Tous les hommes portent de longues moustaches à la gauloise ou fièrement redressées. Ils sont en général vêtus d’un pantalon de velours sur lequel ils enroulent une longue ceinture de flanelle rouge ou bleue, d’un gilet à manches de lustrine ou d’une veste de lustrine noire. Les hommes d’un certain âge portent encore la blaude en toile bleue parfois garnie de fil blanc sur les épaules. Ils sont coiffés de la casquette plate ou du chapeau de jonc, l’été. L’hiver, ils sont chaussés de lourds sabots de bois appelés coués garnis d’une semelle de paille. Pendant la belle saison, ils portent des souliers qu’ils quittent lorsqu’ils labourent la vigne à l’aide du fousseux.
Toutes
les femmes d’un certain âge portent une coiffe blanche de forme ronde et plate
avec bords de dentelle ou finement tuyautés qui enveloppe la chevelure ;
elles sont vêtues de longs jupons superposés de couleur sombre qui leur
couvrent les pieds et d’un caraco de toile, le tout protégé par un long tablier
de toile grise ou bleue. Pour les cérémonies elles s’habillent de robes de soie
généralement noires garnies de perles en verre et de broderies, sur laquelle
elles jettent un long châle noir pour les deuils. Les enfants portent la
culotte courte et un tablier de toile grise ou noire serré à la taille par une
ceinture de cuir.
Comme
à cette époque il y a au pays de nombreuses personnes qui portent le même nom
et parfois même le même prénom, presque chaque habitant est affublé d’un
surnom.
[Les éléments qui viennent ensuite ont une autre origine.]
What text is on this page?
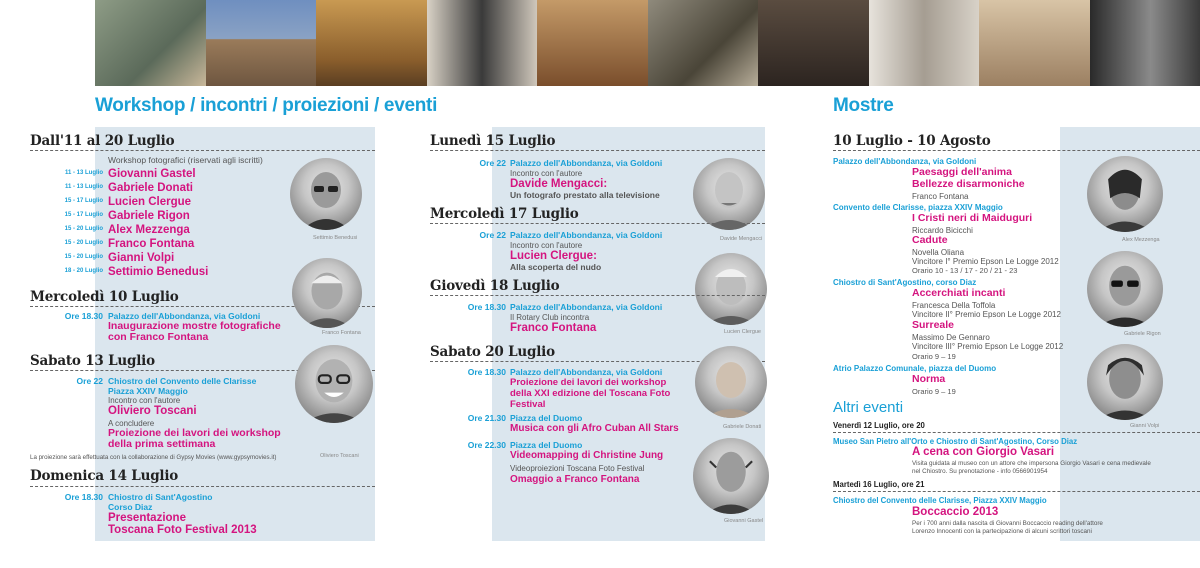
Workshop / incontri / proiezioni / eventi	Mostre
Dall'11 al 20 Luglio
Workshop fotografici (riservati agli iscritti)
11 - 13 Luglio Giovanni Gastel
11 - 13 Luglio Gabriele Donati
15 - 17 Luglio Lucien Clergue
15 - 17 Luglio Gabriele Rigon
15 - 20 Luglio Alex Mezzenga
15 - 20 Luglio Franco Fontana
15 - 20 Luglio Gianni Volpi
18 - 20 Luglio Settimio Benedusi
Settimio Benedusi
Mercoledì 10 Luglio
Franco Fontana
Ore 18.30 Palazzo dell'Abbondanza, via Goldoni
Inaugurazione mostre fotografiche
con Franco Fontana
Sabato 13 Luglio
Ore 22 Chiostro del Convento delle Clarisse
Piazza XXIV Maggio
Incontro con l'autore
Oliviero Toscani
A concludere
Proiezione dei lavori dei workshop
della prima settimana
Oliviero Toscani
La proiezione sarà effettuata con la collaborazione di Gypsy Movies (www.gypsymovies.it)
Domenica 14 Luglio
Ore 18.30 Chiostro di Sant'Agostino
Corso Diaz
Presentazione
Toscana Foto Festival 2013
Lunedì 15 Luglio
Ore 22 Palazzo dell'Abbondanza, via Goldoni
Incontro con l'autore
Davide Mengacci:
Un fotografo prestato alla televisione
Davide Mengacci
Mercoledì 17 Luglio
Ore 22 Palazzo dell'Abbondanza, via Goldoni
Incontro con l'autore
Lucien Clergue:
Alla scoperta del nudo
Lucien Clergue
Giovedì 18 Luglio
Ore 18.30 Palazzo dell'Abbondanza, via Goldoni
Il Rotary Club incontra
Franco Fontana
Sabato 20 Luglio
Ore 18.30 Palazzo dell'Abbondanza, via Goldoni
Proiezione dei lavori dei workshop
della XXI edizione del Toscana Foto
Festival
Ore 21.30 Piazza del Duomo
Musica con gli Afro Cuban All Stars
Ore 22.30 Piazza del Duomo
Videomapping di Christine Jung
Videoproiezioni Toscana Foto Festival
Omaggio a Franco Fontana
Gabriele Donati
Giovanni Gastel
10 Luglio - 10 Agosto
Palazzo dell'Abbondanza, via Goldoni
Paesaggi dell'anima
Bellezze disarmoniche
Franco Fontana
Convento delle Clarisse, piazza XXIV Maggio
I Cristi neri di Maiduguri
Riccardo Bicicchi
Cadute
Novella Oliana
Vincitore I° Premio Epson Le Logge 2012
Orario 10 - 13 / 17 - 20 / 21 - 23
Chiostro di Sant'Agostino, corso Diaz
Accerchiati incanti
Francesca Della Toffola
Vincitore II° Premio Epson Le Logge 2012
Surreale
Massimo De Gennaro
Vincitore III° Premio Epson Le Logge 2012
Orario 9 – 19
Atrio Palazzo Comunale, piazza del Duomo
Norma
Orario 9 – 19
Alex Mezzenga
Gabriele Rigon
Gianni Volpi
Altri eventi
Venerdì 12 Luglio, ore 20
Museo San Pietro all'Orto e Chiostro di Sant'Agostino, Corso Diaz
A cena con Giorgio Vasari
Visita guidata al museo con un attore che impersona Giorgio Vasari e cena medievale
nel Chiostro. Su prenotazione - info 0566901954
Martedì 16 Luglio, ore 21
Chiostro del Convento delle Clarisse, Piazza XXIV Maggio
Boccaccio 2013
Per i 700 anni dalla nascita di Giovanni Boccaccio reading dell'attore
Lorenzo Innocenti con la partecipazione di alcuni scrittori toscani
C’est ainsi que j’ai connu : Tiolet, Saindoux, Mère Mouton, Lolo,
Deux, Braillou, Fouyot, Poiblanc, Touillat, Pipelet, Brion, Grande Tasie,
Loffia, Cabouci, Roussi, Ritelot, Malbot, Mouragni, Nabit, Drocolle, jacquetot,
Lépicier, Rincent, Nez de Chien, Jésus Christ, Bocquelet, Gueulotte, Manivet,
Trou de Balle, La Folle, Villotte, Le Préfet, Boissac, Griquet, Collot, La
Mauricotte, Quénom, Margelat, Minzot, Le Petit Cantonnier, et j’en oublie.
Certains de ces surnoms figurent aux actes d’état-civil et sur le cadastre.
Généralement, les femmes sont désignées sous le même surnom précédé de mère ou transcrit au féminin. Beaucoup
de vieillards portent le prénom de Nicolas qui a été converti en Coliche,
précédant son surnom ou son nom.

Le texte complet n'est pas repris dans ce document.